28 January 2015
Predicting the Weather is Tricky Work
Posted by Dan Satterfield
During Tuesday’s 4 p.m. and 6 p.m. news, I talked about ensembles, how they outperformed the deterministic models for New York City last night and that they appear to be performing better for the local area with regard to a storm arriving on Sunday.
First, what are ensembles and why are they so important? Let’s start with what we call a deterministic model. It is a single computer model, with mathematical equations that describe all the laws of physics and thermodynamics, along with some algorithms (estimates) of processes that cannot be modeled explicitly. We call them deterministic models because they, in effect, are saying to us “this is the way the atmosphere will change over the next week, period! End of discussion!”
Well, no computer model can do that, and one of the biggest reasons why is our inability to observe the atmosphere perfectly.
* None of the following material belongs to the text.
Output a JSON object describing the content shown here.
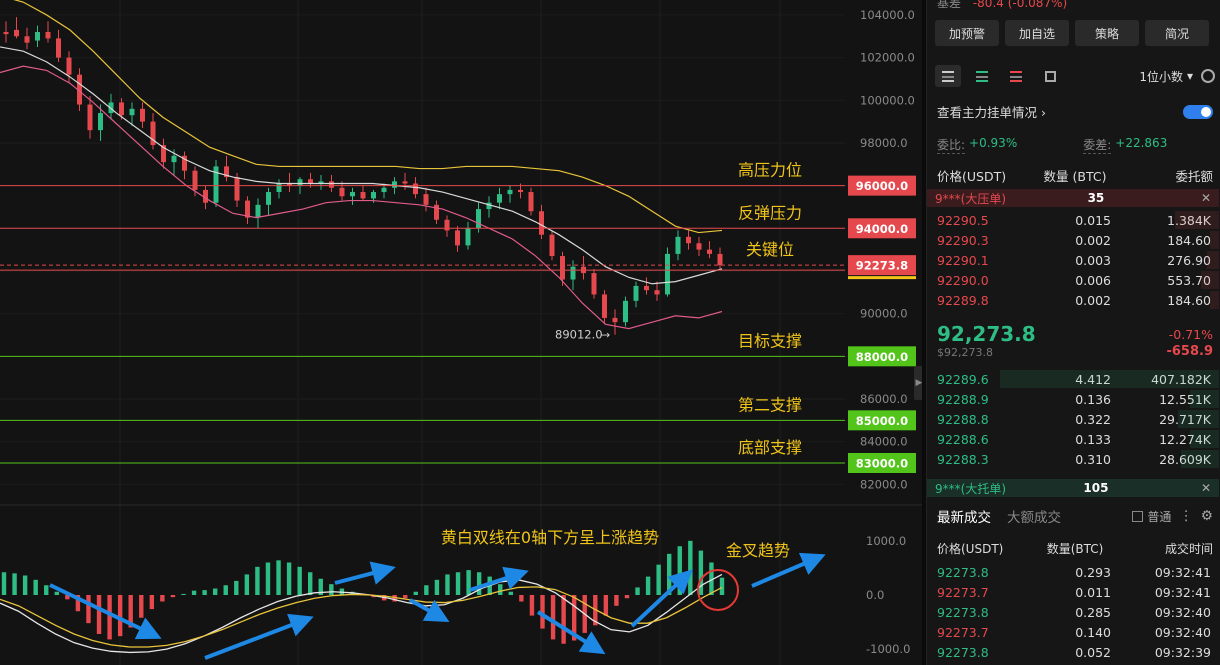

The initial conditions we feed into these models are critical, and even very small errors in the analysis can cause big problems just a few days out.
Now that computing power is so much more robust, we can take those initial conditions and tweak them ever so slightly, to 20, 30 or even 50 different extents. Then you run all those models to see how much variance those small initial changes cause. If the solutions are tightly packed, you have high confidence in the forecast. But if the solutions look like a finger painting exercise, then the message is this: The atmosphere is in a highly volatile state, so do not hang your hat on any one solution. Here are the two or three most likely solutions, and you need to prepare for all three until the situation resolves itself.
Do you see this as being wishy-washy? I can see how you would. After all, you never heard about levels of uncertainty 10, 20, 30, or even 40 years ago.
Why now? The truth is, that level of uncertainty was even higher back then than it is now. It’s just that nobody wanted to talk about it. A meteorologist’s job is to take the best science available to him or her, combining real observations with computer model guidance to produce the best forecast possible. And yes, there are times when we have low confidence. It is our duty to be honest with you and tell you that, just like it’s your duty to realize that weather forecasting is not an exact science.
Nobody likes uncertainty, but it is a fact of life, and we all need to deal with it.
During the past week, the European deterministic model produced one forecast Sunday night indicating nearly a foot of snow for Raleigh this coming weekend. That forecast was circulated all over the internet, even though every forecast before and since has shown next to no snow, and the ensembles have never indicated a big snow. The above graph shows snowfall forecasts from the European Ensemble Mean (top) and the European deterministic model (bottom). The times along the bottom represent the time the forecast was made for the upcoming weekend. As you can see, the ensemble mean is consistently low while the deterministic has a spike of 9 inches.
There are a lot of folks out there that want to be heroes, and they take that one forecast, circulate it as their own forecast, hoping that it turns out to be right, promoting them to an iconic status. It rarely works, but when the blind squirrel finally finds the nut, all is forgiven.
My folks here in the Weather Center would rather be right than first. We will never be the first ones to call for a huge snowstorm or a massive tornado outbreak, unless of course no one else talks about it.
Yes Virginia, there is uncertainty, and it’s not going away anytime soon. In the meantime, honest communication is our only hope.